しかし、何れにせよ、7kΩの負荷で3.5Wの出力は無理があるように思います。一方、負荷インピーダンスを2.5kΩまで下げると、歪み率はずっと増えますが、出力は4.3Wが得られ、出力トランスの2次側で3.5Wというのは現実的な値です。実際に、浅野氏の制作したプッシュプルのアンプでは5kΩの負荷を用いているので、4.3Wの2倍の出力で8W強が低歪みで得られる、ということで辻褄が合っているようにも見えます。もしかすると、入出力特性については、2.5kΩ負荷で測定したのかもしれません(プッシュプルアンプの実験回路としては、それが理に叶っていますし)。

というわけで、6EM7を一本だけ用いて、比較的低歪みで3.5Wの出力が得られる、というのは虫が良すぎる感じな事は分かりました。7kΩ負荷で(比較的)低歪みで出力は2W、あるいは2.5kΩ負荷で歪みは大きいけれど4Wの出力、という選択になります。もちろん、5kΩ負荷では中間的な結果になりますが、出力2.9Wでは、あまり面白くないかもしれません。

ところで、6EM7のプレート抵抗は、データシート上の値は750Ωとなっていて、浅野氏もそれを引いています。でも、上の動作点では、データシートの動作例よりも電圧が高く電流は少ないので、違った値になります。

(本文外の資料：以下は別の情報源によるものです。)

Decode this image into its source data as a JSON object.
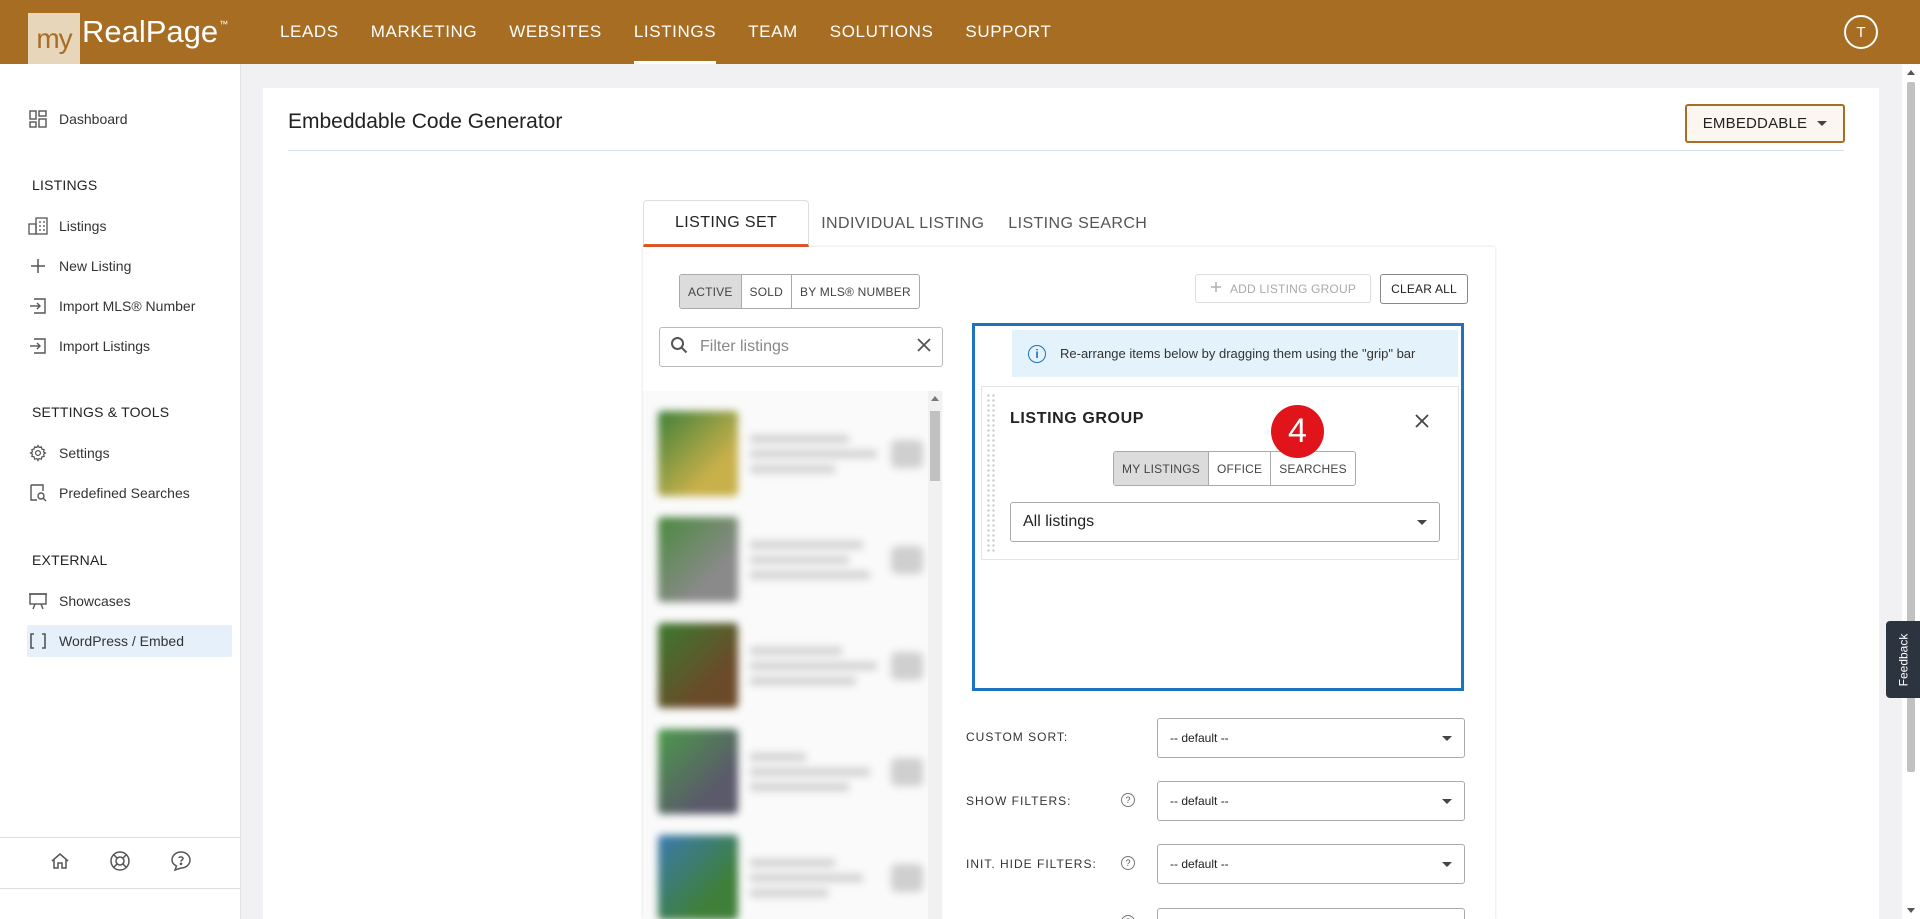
{
  "app": {
    "logo_my": "my",
    "logo_name": "RealPage",
    "logo_tm": "™",
    "avatar_initial": "T"
  },
  "topnav": [
    {
      "label": "LEADS"
    },
    {
      "label": "MARKETING"
    },
    {
      "label": "WEBSITES"
    },
    {
      "label": "LISTINGS",
      "active": true
    },
    {
      "label": "TEAM"
    },
    {
      "label": "SOLUTIONS"
    },
    {
      "label": "SUPPORT"
    }
  ],
  "sidebar": {
    "dashboard": {
      "label": "Dashboard",
      "icon": "dashboard-icon"
    },
    "listings_header": "LISTINGS",
    "listings_items": [
      {
        "label": "Listings",
        "icon": "buildings-icon"
      },
      {
        "label": "New Listing",
        "icon": "plus-icon"
      },
      {
        "label": "Import MLS® Number",
        "icon": "import-icon"
      },
      {
        "label": "Import Listings",
        "icon": "import-icon"
      }
    ],
    "settings_header": "SETTINGS & TOOLS",
    "settings_items": [
      {
        "label": "Settings",
        "icon": "gear-icon"
      },
      {
        "label": "Predefined Searches",
        "icon": "search-doc-icon"
      }
    ],
    "external_header": "EXTERNAL",
    "external_items": [
      {
        "label": "Showcases",
        "icon": "easel-icon"
      },
      {
        "label": "WordPress / Embed",
        "icon": "brackets-icon",
        "active": true
      }
    ],
    "footer_icons": [
      "home-icon",
      "lifebuoy-icon",
      "chat-help-icon"
    ]
  },
  "main": {
    "title": "Embeddable Code Generator",
    "mode_button": "EMBEDDABLE",
    "tabs": [
      {
        "label": "LISTING SET",
        "active": true
      },
      {
        "label": "INDIVIDUAL LISTING"
      },
      {
        "label": "LISTING SEARCH"
      }
    ],
    "status_filter": [
      "ACTIVE",
      "SOLD",
      "BY MLS® NUMBER"
    ],
    "status_active": "ACTIVE",
    "filter_placeholder": "Filter listings",
    "add_group_label": "ADD LISTING GROUP",
    "clear_all_label": "CLEAR ALL",
    "info_text": "Re-arrange items below by dragging them using the \"grip\" bar",
    "group": {
      "title": "LISTING GROUP",
      "source_options": [
        "MY LISTINGS",
        "OFFICE",
        "SEARCHES"
      ],
      "source_active": "MY LISTINGS",
      "selection": "All listings",
      "badge": "4"
    },
    "options": [
      {
        "label": "CUSTOM SORT:",
        "value": "-- default --",
        "help": false
      },
      {
        "label": "SHOW FILTERS:",
        "value": "-- default --",
        "help": true
      },
      {
        "label": "INIT. HIDE FILTERS:",
        "value": "-- default --",
        "help": true
      }
    ]
  },
  "feedback_label": "Feedback",
  "colors": {
    "brand": "#a66d23",
    "accent_blue": "#1e73be",
    "tab_underline": "#e05a2a",
    "badge_red": "#e0141a"
  }
}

簡単なシミュレーションで計算してみると、ほぼぴったり、1kΩになります。すると、負荷インピーダンスが7kオームだとDF(ダンピングファクター)は7、2.5kΩで2.5となり、けっこう良い値です。ここは出力を望まず、7kΩか5kΩの負荷インピーダンスでシングルアンプを作ると、それなりに魅力的なアンプになるかもしれません。また、2次高調波の打ち消しが期待できるプッシュプルの方が適性がありそうな事も、よく分かるシミュレーション結果です。その場合も、負荷インピーダンスは8kΩくらいに取った方が、(無帰還なら)歪みやDFのバランスが良いような気もします。